Portable Solar Power – A Primer For The Radio Amateur

 
The first of several posts on this topic.

Enjoy.

6 responses to “Portable Solar Power – A Primer For The Radio Amateur

  1. Reblogged this on 3% Signal Corps and commented:
    h/t WRSA

  2. Alfred E. Neuman

    Reblogged this on The Lynler Report.

  3. Reblogged this on Starvin Larry and commented:
    Good stuff to know-everyone should have some type of solar set-up for your home-at least a few panels for charging some 12v batteries so that with a voltage inverter,you can power your important stuff that uses electricity-like lights,comms and refrigeration.
    Portable solar power generation is even better to have.

  4. I have a question.
    How EMP proof are solar panels with their on panel low voltage, high current protection and bypass diodes and the high tech controllers.

    • Deployed panels are physically fragile. When deployed, wires are antennas. When deployed, panels are subject to flying debris (intentional and not). Deployed panels are pretty obvious

      Grid-tied panels are “WTF?” in the Land of Falling Water (BPA grid-land) that only pretends to work with Zero Interest Rate borrowed money and State Mandates/Subsidy. In SoCal or Phoenix, maybe, when the Nat Gas runs out.

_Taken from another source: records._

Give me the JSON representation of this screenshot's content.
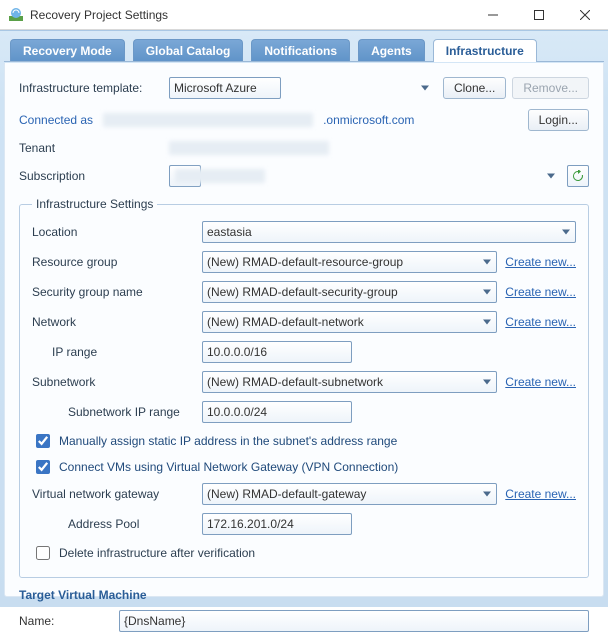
{
  "window": {
    "title": "Recovery Project Settings"
  },
  "tabs": {
    "recovery_mode": "Recovery Mode",
    "global_catalog": "Global Catalog",
    "notifications": "Notifications",
    "agents": "Agents",
    "infrastructure": "Infrastructure"
  },
  "template": {
    "label": "Infrastructure template:",
    "value": "Microsoft Azure",
    "clone": "Clone...",
    "remove": "Remove..."
  },
  "connection": {
    "label": "Connected as",
    "domain_suffix": ".onmicrosoft.com",
    "login": "Login..."
  },
  "tenant": {
    "label": "Tenant"
  },
  "subscription": {
    "label": "Subscription"
  },
  "settings": {
    "legend": "Infrastructure Settings",
    "location": {
      "label": "Location",
      "value": "eastasia"
    },
    "resource_group": {
      "label": "Resource group",
      "value": "(New) RMAD-default-resource-group",
      "create": "Create new..."
    },
    "security_group": {
      "label": "Security group name",
      "value": "(New) RMAD-default-security-group",
      "create": "Create new..."
    },
    "network": {
      "label": "Network",
      "value": "(New) RMAD-default-network",
      "create": "Create new..."
    },
    "ip_range": {
      "label": "IP range",
      "value": "10.0.0.0/16"
    },
    "subnetwork": {
      "label": "Subnetwork",
      "value": "(New) RMAD-default-subnetwork",
      "create": "Create new..."
    },
    "sub_ip_range": {
      "label": "Subnetwork IP range",
      "value": "10.0.0.0/24"
    },
    "chk_static": "Manually assign static IP address in the subnet's address range",
    "chk_vpn": "Connect VMs using Virtual Network Gateway (VPN Connection)",
    "vnet_gateway": {
      "label": "Virtual network gateway",
      "value": "(New) RMAD-default-gateway",
      "create": "Create new..."
    },
    "address_pool": {
      "label": "Address Pool",
      "value": "172.16.201.0/24"
    },
    "chk_delete": "Delete infrastructure after verification"
  },
  "target_vm": {
    "heading": "Target Virtual Machine",
    "name_label": "Name:",
    "name_value": "{DnsName}"
  }
}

      Controllers are subject to everything electronics are subject to (EMP, corrosion, heat). Spares in sturdy unconnected packaging is a decent back-up. Underground in sealed packing is as good as you can do.

      The Uni-Solar flexi-panels are less fragile, but less efficient per area of panel. Their big advantage is “roll-up” capability that can put 250W (name plate) in half of a bike trailer. If you have a pu truck canopy, you can get a couple of 150W hard panels on a tilt-able rack on the roof that will be much smaller than 300W of flexi-panels. The fixed panels will get you more amp-hours, as long as you adjust to be perpendicular to direct sun (and/or add some reflectors to boost the brightness on the cells).

      MPPT is useful to be able to use panels of higher nominal voltage than your batteries without wasting the extra voltage (power not used to make charging current). The Morningstar SS-15L MPPT (msrp ~$250) is even more flexible than the video might suggest. Go to http://www.morningstar.com to find install manual. Max PV panels with 24 battery is about 400W, with 12v battery about 200W (output Amps max 15 for 12v or 24v). Max battery on a 15A output charger should be ~200A/hr @24v. Four golf car 6v batteries (190-220A, GC-2 type) will work. SLA or gel if you need to be portable, Flooded Lead-Acid if static. System does scale down (fewer pv Watts, fewer battery A/hrs) for weight and volume, but cost does not drop proportionately with power.

      I’ve been disappointed with everything from Harbor Freight, esp. anything “solar”.

      Copper is not a super conductor. Use the largest/shortest wire that will fit into the connector and reach with a couple extra inches for flex and drip-loop. It says 14 ga, but an 8 ga wire crimped to a pin will fit. Look for Voltage Drop Chart and size wire for less than 2% voltage drop in the loop.

      Batteries care very much about 2/10ths of a volt. Use an accurate digital volt meter (display with at least this much resolution: “12.58v”, not “12.6v”) and measure at the battery terminal. Adjust charge controller to deliver battery manufacturer recommended charge at the battery terminal.

      Heat shrink tubing seals and supports the connector. Build as if salt water spray is a daily event.

      Do not connect inverter to charge controller load terminals. Connect to the battery terminal directly, via a fuse and disconnect. There is plenty of power in systems like these to start fires!

      PNW I-5 valley “solar” is assumed to be 5 hours of illumination. December may be ZERO to Five Percent of late June solar . Without dust or snow. Other places will be brighter. You have a genset, right, and coffee?

  5. I read long ago that those “old fashioned” lead acid cells were unaffected by EMP. So I have equipped with a simple hand driven motorcycle dynamo / battery set up (for the unknowing a dynamo preceded the car alternator with it’s diode pack and mine produces DC 6v). Heavy, bulky, and hell on the arms but convertible for belt drive.
    Left disconnected in it’s coffee tin, it should be totally “pop” proof.